World Through The Lens
OLD ENGLAND: ORIGINS AND MEANINGS OF PHRASES, SAYINGS AND WORDS
In Shakespeare's time, mattresses were secured on bed frames by ropes. When you pulled on the ropes the mattress tightened, making the bed firmer to sleep on. Hence the phrase......... "goodnight, sleep tight."
In English pubs, ale is ordered by pints and quarts... So in old England, when customers got unruly, the bartender would yell at them "Mind your pints and quarts, and settle down." It's where we get the phrase "mind your P's and Q's"
The saying 'There's not enough room to swing a cat ' comes from the olden days when sailors were punished by being whipped with a cat o'nine tails (whip with nine leather straps). However because there wasn't enough room below deck to lash the whip, the punishment was given on deck, where there was "enough room to swing the cat."
In the 1400's a law was set forth that a man was not allowed to beat his wife with a stick thicker than his thumb. Hence we have "the rule of thumb"
Many years ago in England, pub frequenters had a whistle baked into the rim, or handle, of their ceramic cups. When they needed a refill, they used the whistle to get some service. "Wet your whistle" is the phrase inspired by this practice.
The word witch comes from the saxon word 'wicca' meaning 'wise one'.
The saying 'To get one's back up' (To show anger or annoyance) alludes to a cat or dog, whose fur sticks up on its back when under attack by another animal.
The saying 'The cat's out of the bag' (a secret revealed) originates in medieval England when piglets were sold in the open marketplace. The seller usually kept the pig in a bag, so it would be easier for the buyer to take home. But some dishonourable sellers would try and trick their customers by putting a large cat in the bag instead. However, if a shrewd buyer looked in the bag - then the cat was literally out of the bag. This good advice was first recorded in London around 1530: “When ye proffer the pigge open the poke" Incidently the bag was called a poke, which is where the saying 'a pig in a poke,' also comes from, which literally means 'to buy something which you cannot see' and thus 'to buy something whose true nature is unknown'. Also refers to buying something you don't want (i.e. cat!).

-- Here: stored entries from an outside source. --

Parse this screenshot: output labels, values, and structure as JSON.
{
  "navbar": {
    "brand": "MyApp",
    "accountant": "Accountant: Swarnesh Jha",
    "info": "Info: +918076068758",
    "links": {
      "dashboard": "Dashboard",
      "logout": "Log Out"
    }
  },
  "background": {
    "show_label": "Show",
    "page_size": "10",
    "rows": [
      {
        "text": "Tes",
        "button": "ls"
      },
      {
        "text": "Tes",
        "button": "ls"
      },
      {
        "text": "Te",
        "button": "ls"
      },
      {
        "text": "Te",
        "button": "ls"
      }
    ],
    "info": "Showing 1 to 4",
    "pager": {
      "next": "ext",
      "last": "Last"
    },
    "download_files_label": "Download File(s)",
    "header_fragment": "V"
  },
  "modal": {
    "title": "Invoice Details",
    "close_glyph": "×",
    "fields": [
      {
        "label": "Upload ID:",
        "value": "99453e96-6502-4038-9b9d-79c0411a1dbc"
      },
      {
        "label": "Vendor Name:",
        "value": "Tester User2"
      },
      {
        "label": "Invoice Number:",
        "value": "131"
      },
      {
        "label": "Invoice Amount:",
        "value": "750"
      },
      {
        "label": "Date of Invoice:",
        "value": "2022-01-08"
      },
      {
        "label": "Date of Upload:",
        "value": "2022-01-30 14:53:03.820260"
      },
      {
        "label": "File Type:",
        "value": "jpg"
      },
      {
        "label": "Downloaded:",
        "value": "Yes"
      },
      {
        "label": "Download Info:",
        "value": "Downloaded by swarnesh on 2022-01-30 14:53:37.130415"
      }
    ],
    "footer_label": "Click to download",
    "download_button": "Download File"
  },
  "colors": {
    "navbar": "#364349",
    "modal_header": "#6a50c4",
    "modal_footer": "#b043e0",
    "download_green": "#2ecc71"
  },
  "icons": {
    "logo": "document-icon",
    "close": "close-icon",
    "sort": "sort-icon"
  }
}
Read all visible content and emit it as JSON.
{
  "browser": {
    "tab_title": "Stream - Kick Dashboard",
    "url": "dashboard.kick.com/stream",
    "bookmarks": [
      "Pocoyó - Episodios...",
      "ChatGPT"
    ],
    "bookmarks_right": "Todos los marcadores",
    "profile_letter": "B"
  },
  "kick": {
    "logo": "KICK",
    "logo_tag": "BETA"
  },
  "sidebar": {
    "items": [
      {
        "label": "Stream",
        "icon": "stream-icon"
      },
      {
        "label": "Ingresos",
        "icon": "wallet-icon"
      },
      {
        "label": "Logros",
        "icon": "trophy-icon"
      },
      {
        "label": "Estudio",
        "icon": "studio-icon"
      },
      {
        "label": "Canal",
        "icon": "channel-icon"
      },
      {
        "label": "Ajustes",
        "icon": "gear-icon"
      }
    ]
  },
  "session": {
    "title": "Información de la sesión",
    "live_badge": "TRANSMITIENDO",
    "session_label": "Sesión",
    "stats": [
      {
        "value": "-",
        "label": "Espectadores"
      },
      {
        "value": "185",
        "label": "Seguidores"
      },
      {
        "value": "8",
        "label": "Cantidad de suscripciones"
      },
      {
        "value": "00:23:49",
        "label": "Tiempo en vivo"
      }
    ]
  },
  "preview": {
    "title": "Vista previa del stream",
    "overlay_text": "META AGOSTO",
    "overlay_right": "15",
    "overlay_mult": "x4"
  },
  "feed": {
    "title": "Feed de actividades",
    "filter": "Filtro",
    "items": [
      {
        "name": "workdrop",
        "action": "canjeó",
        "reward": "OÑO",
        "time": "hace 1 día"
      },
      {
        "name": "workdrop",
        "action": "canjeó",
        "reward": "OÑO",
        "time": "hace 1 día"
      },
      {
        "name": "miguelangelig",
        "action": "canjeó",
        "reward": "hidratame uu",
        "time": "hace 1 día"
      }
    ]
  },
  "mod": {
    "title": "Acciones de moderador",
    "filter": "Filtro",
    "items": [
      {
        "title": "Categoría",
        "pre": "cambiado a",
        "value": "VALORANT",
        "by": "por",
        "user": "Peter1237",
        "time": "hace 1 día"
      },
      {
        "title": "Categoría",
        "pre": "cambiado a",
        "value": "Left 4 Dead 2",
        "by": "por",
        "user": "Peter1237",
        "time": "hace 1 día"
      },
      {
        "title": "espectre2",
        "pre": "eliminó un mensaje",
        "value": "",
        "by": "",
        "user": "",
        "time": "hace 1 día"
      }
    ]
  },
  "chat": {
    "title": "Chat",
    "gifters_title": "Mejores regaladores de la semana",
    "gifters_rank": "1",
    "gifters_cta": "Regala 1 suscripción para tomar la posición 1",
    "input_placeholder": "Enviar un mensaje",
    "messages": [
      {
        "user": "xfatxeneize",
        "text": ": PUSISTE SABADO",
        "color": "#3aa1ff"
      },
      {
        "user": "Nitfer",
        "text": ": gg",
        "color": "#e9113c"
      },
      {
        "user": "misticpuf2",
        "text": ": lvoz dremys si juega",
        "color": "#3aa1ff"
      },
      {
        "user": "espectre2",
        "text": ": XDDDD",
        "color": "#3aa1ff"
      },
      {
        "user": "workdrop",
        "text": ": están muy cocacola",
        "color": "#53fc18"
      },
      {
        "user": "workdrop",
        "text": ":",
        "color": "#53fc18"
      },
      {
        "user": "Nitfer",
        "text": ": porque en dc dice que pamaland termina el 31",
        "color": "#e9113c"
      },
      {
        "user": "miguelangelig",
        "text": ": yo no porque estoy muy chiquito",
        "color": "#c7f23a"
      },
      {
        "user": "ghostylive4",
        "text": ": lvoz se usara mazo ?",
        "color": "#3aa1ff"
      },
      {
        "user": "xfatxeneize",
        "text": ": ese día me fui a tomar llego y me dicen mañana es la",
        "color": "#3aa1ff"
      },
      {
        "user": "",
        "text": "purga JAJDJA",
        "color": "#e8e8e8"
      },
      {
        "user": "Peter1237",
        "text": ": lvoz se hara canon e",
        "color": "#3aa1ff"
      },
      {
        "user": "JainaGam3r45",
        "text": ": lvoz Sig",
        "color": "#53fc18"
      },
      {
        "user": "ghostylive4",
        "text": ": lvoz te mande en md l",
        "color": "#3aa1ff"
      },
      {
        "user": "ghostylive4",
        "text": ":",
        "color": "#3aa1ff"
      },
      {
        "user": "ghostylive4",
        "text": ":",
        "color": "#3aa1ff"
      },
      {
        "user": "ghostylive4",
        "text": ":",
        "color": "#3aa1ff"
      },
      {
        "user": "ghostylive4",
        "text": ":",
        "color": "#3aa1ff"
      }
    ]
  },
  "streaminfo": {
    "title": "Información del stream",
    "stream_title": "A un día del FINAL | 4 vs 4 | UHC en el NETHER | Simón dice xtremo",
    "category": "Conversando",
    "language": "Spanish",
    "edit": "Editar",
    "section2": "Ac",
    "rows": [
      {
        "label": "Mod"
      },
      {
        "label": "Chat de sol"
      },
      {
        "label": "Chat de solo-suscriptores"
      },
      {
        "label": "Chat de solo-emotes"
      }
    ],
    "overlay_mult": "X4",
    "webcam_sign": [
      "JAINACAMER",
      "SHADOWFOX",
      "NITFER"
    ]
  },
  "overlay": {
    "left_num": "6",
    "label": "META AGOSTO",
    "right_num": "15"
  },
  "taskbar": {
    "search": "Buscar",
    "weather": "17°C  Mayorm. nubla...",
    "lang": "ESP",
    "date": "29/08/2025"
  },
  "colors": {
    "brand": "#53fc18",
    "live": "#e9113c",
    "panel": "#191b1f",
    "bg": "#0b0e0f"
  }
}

To 'Rub someone up the wrong way', (Irritate or upset someone) gets it's origins from the annoyance a cat displays when its fur is stroked backwards.
The saying 'The apple of my eye' means that the person who is saying it, is very proud and dearly loves the person he/she is referring to. There are five references to the saying in the King James version of the Old Testament, which demonstartes how old and respected this expression is. The pupil of the eye used to be known as the apple and was thought to be solid and spherical. Because it is also essential to sight, the eye's apple was to be cherished and protected so 'the apple of my eye' came to mean anything extremely precious.
The stone, as a measure of weight, came from Ancient Babylon, where sets of stones were kept for weighing commodities on a balance. The trouble was that different stones were used for different things, and in the English history of weights and measures the same held true. When weighing wool a stone was 16 pounds, but for a butcher or fishmonger the stone was 8 pounds. It was only standardised at 14 pounds in 1824 when the English imperial system was introduced.